Just about everyone knows Nintendo, but what is DeNA?

DeNA (pronounced D-N-A, not Dena) is a mobile game and platform business that, up until last week, was mostly known in its home country of Japan. The Tokyo-based company owns Mobage, one of the country’s largest mobile gaming platforms, and grew its business by focusing on gaming for Japan’s feature phones first,  later moving to smartphones. It is now a major player in mobile games, a market that Newzoo says will hit $30.3 billion in 2015. It has since published hundreds of games worldwide across its three key regions: Japan, greater China (including Hong Kong and Macau), and the West, which focuses on North America and Europe.

But its history was forever changed last week with the groundbreaking announcement of a partnership with Nintendo, which would have it teaming up with the Mario and Zelda maker to put its famed IPs on mobile devices for the first time ever. This deal has Nintendo taking a 10 percent stake in DeNA, and its mobile partner getting a small stake of Nintendo in return.

This partnership is a huge business deal for DeNA. While it has maintained its spot as a major player in the mobile space, it still lags behind others such as Supercell and King. It is currently No. 8 in terms of the top-grossing mobile publishers in Japan, according to App Annie, though it doesn’t make the top 10 worldwide. DeNA West CEO Shintaro Asako told GamesBeat in an exclusive interview that it Nintendo had been its sights as a potential partner since 2010, and through this partnership he believes that DeNA can finally reach Candy Crush-sized audiences.

GamesBeat visited the DeNA headquarters last week to get a look at its offices and find out more about its business, which turned out to be more than just games.

One of the work floors of the DeNA Tokyo headquarters, where employees work on games.

Above: One of the work floors of the DeNA Tokyo headquarters, where employees work on games.

Image Credit: Dale North/GamesBeat

DeNA’s past

DeNA was an online auction platform when it began back in 1999. The company started with only three members, headed by founder Tomoko Namba, a former McKinsey & Company partner and now one of Japan’s most notable female entrepreneurs. The three started their private company in a small, cramped Tokyo apartment, where they created an auction site that would eventually have to go up against Japan’s current giant, Yahoo Auctions.

DeNA saw an opportunity to shift its business to mobile in the early 2000s — a move that was hugely successful for the young company. This worked because Japan was a highly mobile country even at that time, and flat-rate access to 3G Internet allowed Japanese people constant connectivity via their phones. The company got in while Japan was still in the feature-phone age, some three years before the iPhone’s 2007 release kicked off the smartphone craze.

It wasn’t long before the company moved into mobile gaming. It released browser-based games for its Mobage platform, which quickly grew to reach over 30 million users in Japan. DeNA then bought U.S.-based mobile games developer Ngmoco and attempted to launch its platform overseas, but it found itself up against Apple’s App Store and the Google Play store, both official platforms that quickly became much larger.

The lobby of DeNA's Tokyo headquarters.

Above: The lobby of DeNA’s Tokyo headquarters.
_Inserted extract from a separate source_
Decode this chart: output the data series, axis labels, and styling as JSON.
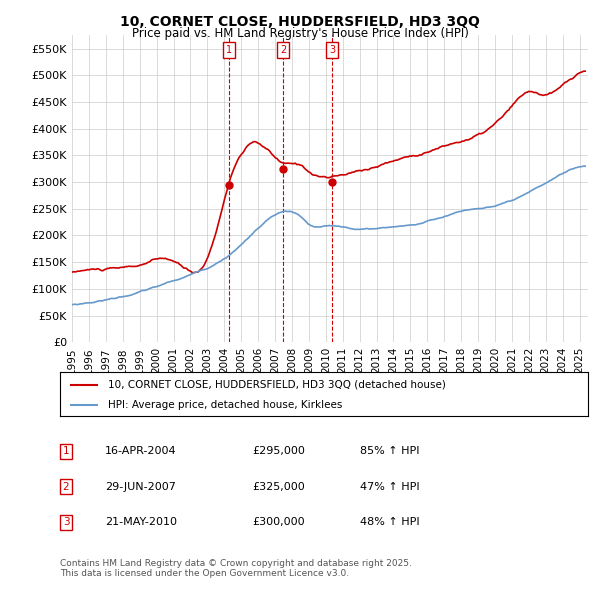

Image Credit: Dale North/GamesBeat

DeNA’s present

These days, DeNA sees success as a worldwide developer and publisher of mobile free-to-play games. Hits such as Blood Brothers, Defender of Texel, and Rage of Bahamut helped pave the way for the company to become a sort of branded games publishing house.

It now builds games on the App Store and Google Play for some very popular entertainment franchises, with titles like Star Wars: Galactic Defense, Transformers: Battle Tactics, and Marvel: War of Heroes topping digital charts. DeNA also partners with large game publishers like Tokyo-based Square Enix; a recent collaboration between the two will bring Japanese mobile hit Final Fantasy: Record Keeper to the west this year — a top-ten grossing title that has seen over 5 million downloads in Japan.

DeNA has about 2,200 employees worldwide, with most of those working on games. Outside of its four Japan-based locations, DeNA has offices in Shanghai, Beijing, Seoul, Singapore, Hanoi, Santiago, Vancouver, and San Francisco. For the fiscal year ending March 2014, the company’s annual net sales were at approximately $1.78 billion.